Looking under the canopy: Modelling how single trees contribute to runoff reduction in cities

Abstract

Urban trees provide a wide range of ecosystem services, including urban cooling, flood control, biodiversity, and air quality improvement. However, their impact depends on their physical attributes, seasonality, placement, and distribution in urban settings. This study focuses on the role of trees in stormwater management. Using the modified Gash and Rutter formulation, we developed a spatially distributed model to simulate individual tree’s interception capacity and throughfall. The model was applied to individual trees with time varying leaf area index (LAI) under different rainfall intensity, and canopy saturation conditions.

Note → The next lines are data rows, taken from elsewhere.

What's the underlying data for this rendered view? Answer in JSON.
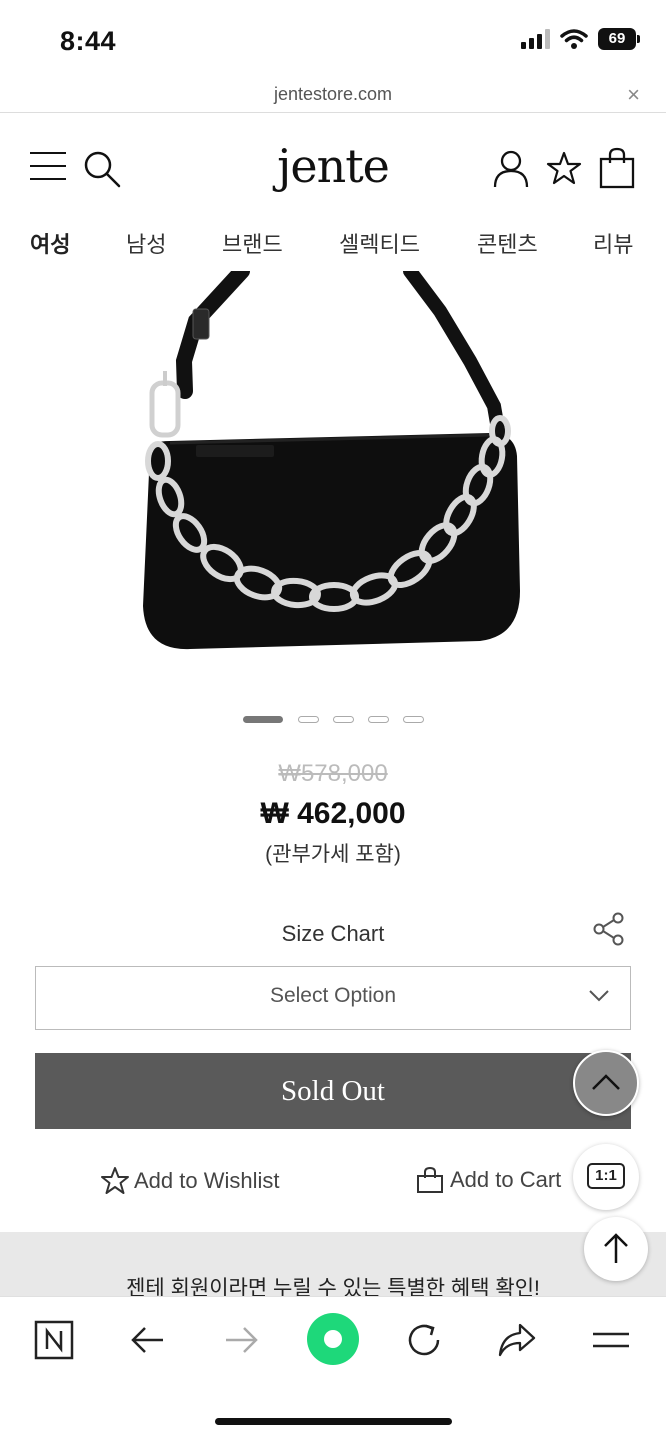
{
  "status_bar": {
    "time": "8:44",
    "battery": "69"
  },
  "browser": {
    "url": "jentestore.com",
    "close": "×"
  },
  "header": {
    "logo": "jente"
  },
  "category_nav": [
    "여성",
    "남성",
    "브랜드",
    "셀렉티드",
    "콘텐츠",
    "리뷰"
  ],
  "carousel": {
    "total": 5,
    "active_index": 0
  },
  "product": {
    "original_price": "₩578,000",
    "sale_price": "₩ 462,000",
    "price_note": "(관부가세 포함)"
  },
  "options": {
    "size_chart": "Size Chart",
    "select_placeholder": "Select Option"
  },
  "actions": {
    "sold_out": "Sold Out",
    "wishlist": "Add to Wishlist",
    "cart": "Add to Cart",
    "chat": "1:1"
  },
  "banner": {
    "text": "젠테 회원이라면 누릴 수 있는 특별한 혜택 확인!"
  },
  "colors": {
    "sold_out_bg": "#5a5a5a",
    "green_button": "#1ed87a",
    "banner_bg": "#e8e8e8"
  }
}
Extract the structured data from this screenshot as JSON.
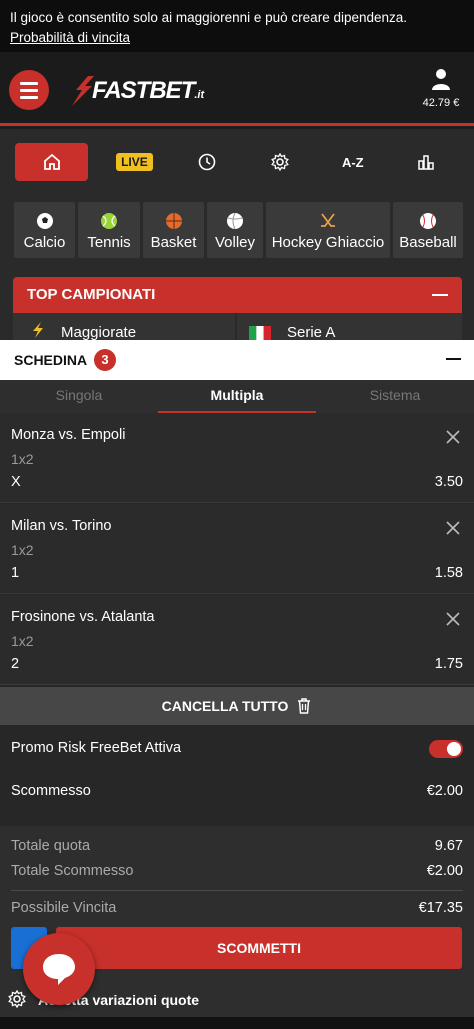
{
  "notice": {
    "text": "Il gioco è consentito solo ai maggiorenni e può creare dipendenza.",
    "link": "Probabilità di vincita"
  },
  "header": {
    "logo": "FASTBET",
    "logo_suffix": ".it",
    "balance": "42.79 €",
    "icons": [
      "menu-icon",
      "user-icon"
    ]
  },
  "nav": {
    "items": [
      {
        "name": "home",
        "icon": "home-icon"
      },
      {
        "name": "live",
        "label": "LIVE"
      },
      {
        "name": "history",
        "icon": "clock-icon"
      },
      {
        "name": "settings",
        "icon": "gear-icon"
      },
      {
        "name": "az",
        "label": "A-Z"
      },
      {
        "name": "stats",
        "icon": "chart-icon"
      }
    ]
  },
  "sports": [
    {
      "label": "Calcio",
      "icon": "soccer-ball-icon"
    },
    {
      "label": "Tennis",
      "icon": "tennis-ball-icon"
    },
    {
      "label": "Basket",
      "icon": "basketball-icon"
    },
    {
      "label": "Volley",
      "icon": "volleyball-icon"
    },
    {
      "label": "Hockey Ghiaccio",
      "icon": "hockey-icon"
    },
    {
      "label": "Baseball",
      "icon": "baseball-icon"
    }
  ],
  "top_campionati": {
    "title": "TOP CAMPIONATI",
    "items": [
      {
        "label": "Maggiorate",
        "icon": "boost-icon"
      },
      {
        "label": "Serie A",
        "icon": "italy-flag-icon"
      }
    ]
  },
  "betslip": {
    "title": "SCHEDINA",
    "count": "3",
    "tabs": [
      {
        "label": "Singola",
        "active": false
      },
      {
        "label": "Multipla",
        "active": true
      },
      {
        "label": "Sistema",
        "active": false
      }
    ],
    "bets": [
      {
        "match": "Monza vs. Empoli",
        "market": "1x2",
        "selection": "X",
        "odd": "3.50"
      },
      {
        "match": "Milan vs. Torino",
        "market": "1x2",
        "selection": "1",
        "odd": "1.58"
      },
      {
        "match": "Frosinone vs. Atalanta",
        "market": "1x2",
        "selection": "2",
        "odd": "1.75"
      }
    ],
    "cancel_all": "CANCELLA TUTTO",
    "promo_label": "Promo Risk FreeBet Attiva",
    "promo_enabled": true,
    "stake_label": "Scommesso",
    "stake_value": "€2.00",
    "summary": {
      "total_odds_label": "Totale quota",
      "total_odds_value": "9.67",
      "total_stake_label": "Totale Scommesso",
      "total_stake_value": "€2.00",
      "potential_win_label": "Possibile Vincita",
      "potential_win_value": "€17.35"
    },
    "bet_button": "SCOMMETTI",
    "accept_changes": "Accetta variazioni quote"
  },
  "colors": {
    "accent": "#c8302b",
    "live": "#f0c020",
    "background": "#272727"
  }
}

Model validation against measurements showed strong agreement for total throughfall (R² ≃ 0.83) and interception (R² ≃ 0.61). At the urban scale, applying the model to a pilot area in Copenhagen, Denmark, resulted in a total runoff reduction of 15.2%, with local contributions varying between 2% and 43% based on tree characteristics. However, tree effectiveness was primarily driven by rainfall intensity and tree seasonality. Further research is needed to refine species-specific interception capacity and improve LAI-based parameterization in tree interception. Integrating this approach with hydrodynamic simulations could enhance understanding of trees’ local flood control contributions, supporting urban planning and tree-planting strategies to optimize city resilience.